Na oportunidade, o ex-presidente do Sindicato dos Trabalhadores em Transportes e Cargas no Acre (SINTTPAC) e ex-funcionário da empresa Ricco, Francisco Leite Marinho, relatou a realidade enfrentada por quem depende do sistema.

“Usuários e trabalhadores do sistema sofrem com a precariedade. São ônibus quebrados, frota reduzida de 160 para apenas 60 veículos em circulação diária, salários atrasados, falta de pagamento de benefícios como férias e vale-alimentação, além da ausência de um acordo coletivo de trabalho — situação que piorou nos últimos quatro anos”, disse.

A denúncia mais grave, porém, foi a de perseguição. Segundo o Francisco, funcionários têm medo de participar de reuniões ou reivindicar melhorias, pois seriam demitidos sumariamente. A instabilidade atinge não apenas os trabalhadores, mas também a população, que tem recorrido a aplicativos de transporte por falta de ônibus nos bairros, aumentando ainda mais o custo de vida dos mais pobres.

No centro das reivindicações está o pedido de uma nova licitação pública para o setor. A proposta não visa, necessariamente, a retirada da atual empresa operadora, a Rico, mas a abertura de concorrência para permitir a entrada de novas empresas no mercado. A medida é vista como forma de estimular a melhoria dos serviços e garantir segurança jurídica aos trabalhadores, que hoje vivem sem convenções coletivas e sem a mínima previsibilidade de seus direitos.
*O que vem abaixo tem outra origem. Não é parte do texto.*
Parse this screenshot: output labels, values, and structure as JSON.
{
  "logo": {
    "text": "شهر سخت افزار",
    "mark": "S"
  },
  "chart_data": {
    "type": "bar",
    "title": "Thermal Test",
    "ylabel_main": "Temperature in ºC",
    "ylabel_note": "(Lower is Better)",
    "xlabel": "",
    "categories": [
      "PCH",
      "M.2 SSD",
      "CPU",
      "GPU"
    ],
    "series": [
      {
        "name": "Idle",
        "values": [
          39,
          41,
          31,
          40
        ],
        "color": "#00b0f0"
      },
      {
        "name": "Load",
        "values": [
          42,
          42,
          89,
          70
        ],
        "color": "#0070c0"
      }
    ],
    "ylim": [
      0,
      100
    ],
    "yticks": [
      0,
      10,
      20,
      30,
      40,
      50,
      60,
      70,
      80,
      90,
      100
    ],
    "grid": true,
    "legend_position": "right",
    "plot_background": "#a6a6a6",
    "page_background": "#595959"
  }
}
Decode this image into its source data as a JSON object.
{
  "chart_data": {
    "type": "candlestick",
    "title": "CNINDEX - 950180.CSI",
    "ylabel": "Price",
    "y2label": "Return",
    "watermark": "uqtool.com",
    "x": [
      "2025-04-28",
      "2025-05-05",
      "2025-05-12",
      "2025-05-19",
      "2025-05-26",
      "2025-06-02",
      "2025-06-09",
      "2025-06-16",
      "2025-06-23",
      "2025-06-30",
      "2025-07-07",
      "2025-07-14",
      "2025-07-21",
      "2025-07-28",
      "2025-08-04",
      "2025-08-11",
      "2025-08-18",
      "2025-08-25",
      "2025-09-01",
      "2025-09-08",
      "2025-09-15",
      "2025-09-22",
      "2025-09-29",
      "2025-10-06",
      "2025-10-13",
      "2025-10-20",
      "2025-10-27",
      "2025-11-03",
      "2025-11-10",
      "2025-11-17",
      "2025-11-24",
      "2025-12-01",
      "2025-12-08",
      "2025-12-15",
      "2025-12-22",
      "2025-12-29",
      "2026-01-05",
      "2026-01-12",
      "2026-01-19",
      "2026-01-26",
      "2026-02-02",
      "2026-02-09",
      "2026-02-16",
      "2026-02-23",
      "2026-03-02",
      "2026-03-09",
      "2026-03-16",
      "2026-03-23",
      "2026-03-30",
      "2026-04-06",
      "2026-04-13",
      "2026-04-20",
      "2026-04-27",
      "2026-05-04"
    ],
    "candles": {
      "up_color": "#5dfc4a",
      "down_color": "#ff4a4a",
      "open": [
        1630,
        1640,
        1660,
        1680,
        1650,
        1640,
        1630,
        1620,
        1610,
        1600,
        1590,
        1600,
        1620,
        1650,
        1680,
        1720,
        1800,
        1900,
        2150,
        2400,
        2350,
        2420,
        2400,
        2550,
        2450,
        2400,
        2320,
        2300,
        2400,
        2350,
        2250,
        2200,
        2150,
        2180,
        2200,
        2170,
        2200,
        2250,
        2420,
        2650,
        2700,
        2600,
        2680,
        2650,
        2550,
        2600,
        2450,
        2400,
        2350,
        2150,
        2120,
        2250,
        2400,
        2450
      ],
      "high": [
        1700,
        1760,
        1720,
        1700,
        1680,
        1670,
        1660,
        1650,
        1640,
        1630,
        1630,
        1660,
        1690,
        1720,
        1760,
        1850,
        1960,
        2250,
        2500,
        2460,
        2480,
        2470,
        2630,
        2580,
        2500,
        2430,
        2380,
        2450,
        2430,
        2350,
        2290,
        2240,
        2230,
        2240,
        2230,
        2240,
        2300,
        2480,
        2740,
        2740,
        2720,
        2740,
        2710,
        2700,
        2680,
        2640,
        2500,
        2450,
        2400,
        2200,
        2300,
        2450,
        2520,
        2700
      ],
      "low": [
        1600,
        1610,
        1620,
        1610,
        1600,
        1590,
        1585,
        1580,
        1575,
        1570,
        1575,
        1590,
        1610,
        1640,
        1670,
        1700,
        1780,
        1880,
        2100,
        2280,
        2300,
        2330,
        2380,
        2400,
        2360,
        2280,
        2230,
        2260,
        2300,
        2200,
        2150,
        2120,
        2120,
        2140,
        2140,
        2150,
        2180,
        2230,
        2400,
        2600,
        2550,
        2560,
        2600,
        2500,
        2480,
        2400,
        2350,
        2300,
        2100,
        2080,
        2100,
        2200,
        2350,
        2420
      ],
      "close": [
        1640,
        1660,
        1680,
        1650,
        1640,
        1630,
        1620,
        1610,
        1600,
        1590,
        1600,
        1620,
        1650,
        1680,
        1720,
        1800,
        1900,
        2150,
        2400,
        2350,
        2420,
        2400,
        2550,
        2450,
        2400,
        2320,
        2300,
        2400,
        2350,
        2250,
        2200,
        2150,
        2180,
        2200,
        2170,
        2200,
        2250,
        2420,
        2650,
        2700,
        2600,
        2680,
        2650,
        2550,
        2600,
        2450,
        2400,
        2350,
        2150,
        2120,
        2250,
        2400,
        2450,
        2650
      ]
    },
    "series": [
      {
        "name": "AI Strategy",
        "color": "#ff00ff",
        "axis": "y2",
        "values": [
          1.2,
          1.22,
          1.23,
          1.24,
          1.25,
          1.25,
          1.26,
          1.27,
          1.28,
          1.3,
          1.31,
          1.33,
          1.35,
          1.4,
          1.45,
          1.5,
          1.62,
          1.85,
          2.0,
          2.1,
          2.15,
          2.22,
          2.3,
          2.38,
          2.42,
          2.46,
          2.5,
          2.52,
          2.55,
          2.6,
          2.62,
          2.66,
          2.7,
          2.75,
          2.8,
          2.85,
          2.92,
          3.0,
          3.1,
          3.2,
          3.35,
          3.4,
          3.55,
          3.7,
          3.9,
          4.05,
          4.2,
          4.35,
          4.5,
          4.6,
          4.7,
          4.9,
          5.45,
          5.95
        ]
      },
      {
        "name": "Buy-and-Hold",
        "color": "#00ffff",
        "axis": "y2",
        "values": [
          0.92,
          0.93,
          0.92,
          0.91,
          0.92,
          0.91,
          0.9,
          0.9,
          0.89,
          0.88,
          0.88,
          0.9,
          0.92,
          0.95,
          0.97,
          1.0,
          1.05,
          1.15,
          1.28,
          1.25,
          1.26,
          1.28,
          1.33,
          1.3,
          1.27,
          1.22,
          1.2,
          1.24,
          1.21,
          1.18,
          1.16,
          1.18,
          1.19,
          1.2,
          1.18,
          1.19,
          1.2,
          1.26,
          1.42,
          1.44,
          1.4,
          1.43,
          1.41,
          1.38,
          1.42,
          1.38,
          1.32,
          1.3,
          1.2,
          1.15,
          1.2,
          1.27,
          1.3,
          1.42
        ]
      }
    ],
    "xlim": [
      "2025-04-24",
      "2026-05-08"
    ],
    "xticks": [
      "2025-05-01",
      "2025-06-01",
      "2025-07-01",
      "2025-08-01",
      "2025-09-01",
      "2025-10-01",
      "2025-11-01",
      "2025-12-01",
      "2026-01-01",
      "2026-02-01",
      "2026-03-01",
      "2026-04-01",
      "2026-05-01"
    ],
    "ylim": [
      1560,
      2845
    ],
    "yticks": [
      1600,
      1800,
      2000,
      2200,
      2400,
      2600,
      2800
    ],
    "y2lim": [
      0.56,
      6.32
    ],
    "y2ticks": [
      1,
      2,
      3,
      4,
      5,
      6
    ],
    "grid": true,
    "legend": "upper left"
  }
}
“É preciso vontade política da Prefeitura de Rio Branco para romper com o monopólio e resgatar a dignidade de um serviço essencial. A população não pode continuar refém de uma estrutura falida, nem os trabalhadores, vítimas de um sistema que pune quem ousa reivindicar. A licitação não é um luxo. É uma urgência”, frisou Francisco.